A poesia é o suspiro apaixonado que sai naturalmente como o hálito
perfumado da boca daqueles que teimam levar o corpo através de passos firmes,
para construir o futuro por onde passarão as futuras gerações.
Deixaremos como herança aos que ainda vão nascer, para que sintam
através do coração, o perfume de cada passo dado como cicatrizes
abertas no tempo de cada existência.
Somente produz poesia quem sabe sentir e herdar as poesias já produzidas
pela vida da natureza e da humanidade. É o coração quem
alerta o caminhante dizendo que:
Há uma flor desabrochando
há uma árvore dormindo
há uma montanha gritando.
há nuvens e arco-íris
há ternura e paixão
há fome, gente morrendo
há dor dentro da canção.
há lábio aberto sorrindo
há povos em procissão
há guerras no tempo indo
há luar cá no sertão.(1)
há seresteiros cantando
há casais de bicho amando
há sonhos no coração...
A poesia é como o mar, que transforma sua prepotência em humildade,
prostrando-se aos pés das montanhas, a esperar que a água doce
da serra venha lhe matar a sede. O mar não destrói a montanha,
porque sabe que não teria mais onde encostar a cabeça na hora
que quisesse descançar do balanço das ondas. Assim como a poesia
preserva a Vida para que esta se deixe alimentar por ela.
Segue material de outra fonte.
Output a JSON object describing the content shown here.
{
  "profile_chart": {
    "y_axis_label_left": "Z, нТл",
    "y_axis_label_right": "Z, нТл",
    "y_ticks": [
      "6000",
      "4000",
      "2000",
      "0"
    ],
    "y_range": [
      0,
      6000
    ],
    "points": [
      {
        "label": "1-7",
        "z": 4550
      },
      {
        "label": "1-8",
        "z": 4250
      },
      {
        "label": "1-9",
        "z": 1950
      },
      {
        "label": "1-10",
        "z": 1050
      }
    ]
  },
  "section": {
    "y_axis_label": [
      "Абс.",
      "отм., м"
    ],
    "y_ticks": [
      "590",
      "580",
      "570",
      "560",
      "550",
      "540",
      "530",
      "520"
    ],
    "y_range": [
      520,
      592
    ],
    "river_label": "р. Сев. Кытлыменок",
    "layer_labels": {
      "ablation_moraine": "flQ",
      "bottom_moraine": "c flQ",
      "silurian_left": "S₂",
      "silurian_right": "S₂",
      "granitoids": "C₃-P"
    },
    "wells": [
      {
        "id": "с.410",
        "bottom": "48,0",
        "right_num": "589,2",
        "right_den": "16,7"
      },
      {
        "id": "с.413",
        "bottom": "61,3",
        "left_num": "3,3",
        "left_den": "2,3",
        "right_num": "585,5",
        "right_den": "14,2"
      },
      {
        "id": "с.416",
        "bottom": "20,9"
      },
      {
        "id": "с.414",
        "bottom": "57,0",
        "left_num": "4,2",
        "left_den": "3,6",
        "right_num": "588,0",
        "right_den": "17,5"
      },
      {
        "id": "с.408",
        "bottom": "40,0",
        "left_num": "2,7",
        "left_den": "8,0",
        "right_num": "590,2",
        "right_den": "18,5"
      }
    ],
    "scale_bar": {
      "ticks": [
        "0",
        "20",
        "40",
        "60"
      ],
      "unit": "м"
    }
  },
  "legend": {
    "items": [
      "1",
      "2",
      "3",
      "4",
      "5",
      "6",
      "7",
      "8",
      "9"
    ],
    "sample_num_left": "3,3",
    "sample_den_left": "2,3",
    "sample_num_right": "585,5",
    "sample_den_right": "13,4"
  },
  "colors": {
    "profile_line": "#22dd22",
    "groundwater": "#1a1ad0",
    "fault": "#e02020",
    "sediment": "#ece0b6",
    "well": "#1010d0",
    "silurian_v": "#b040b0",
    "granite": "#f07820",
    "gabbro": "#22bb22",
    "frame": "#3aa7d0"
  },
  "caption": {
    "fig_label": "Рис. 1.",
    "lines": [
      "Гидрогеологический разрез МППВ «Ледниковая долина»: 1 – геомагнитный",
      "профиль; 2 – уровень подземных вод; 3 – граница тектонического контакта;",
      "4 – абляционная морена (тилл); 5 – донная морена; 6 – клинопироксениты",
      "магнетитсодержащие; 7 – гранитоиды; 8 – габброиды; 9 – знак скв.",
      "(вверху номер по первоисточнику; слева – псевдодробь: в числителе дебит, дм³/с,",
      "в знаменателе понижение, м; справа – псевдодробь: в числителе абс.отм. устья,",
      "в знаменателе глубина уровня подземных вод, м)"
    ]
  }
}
A beleza, cansada foi embora, descansar nos acampamentos dos Sem Terra, à
espera de que a terra devolva-lhes o espaço para deixar nascer sementes
de beleza e sensibilidade, para germinar um, futuro de paz e solidariedade.
Neruda,(2) Drummond,(3) João Cabral,(4) Marighella,(5) Casaldáliga...(6)
renascem na sombra das lonas pretas e se transformam em sonhos naqueles que
aprenderam a amar a vida, olhando para um ponto imaginário do horizonte
utópico, onde descansa a hora da chegada.
Nós estamos aqui. Nós queremos sonhar e mostrar as belezas que
há nos labirintos de nossa existência.
Um dia entenderemos as flores, quando elas nos dirão que, só
pode produzir perfume quem não teve medo de se deixar florescer.
1 "Região pouco povoada do interior [do Brasil], em especial,
a zona mais seca que é a caatinga, ligada ao ciclo do gado e onde permanecem
tradições e costumes antigos (Dicionário Houaiss da Língua
Portuguesa, Rio de Janeiro: Editora Objetiva, 2001).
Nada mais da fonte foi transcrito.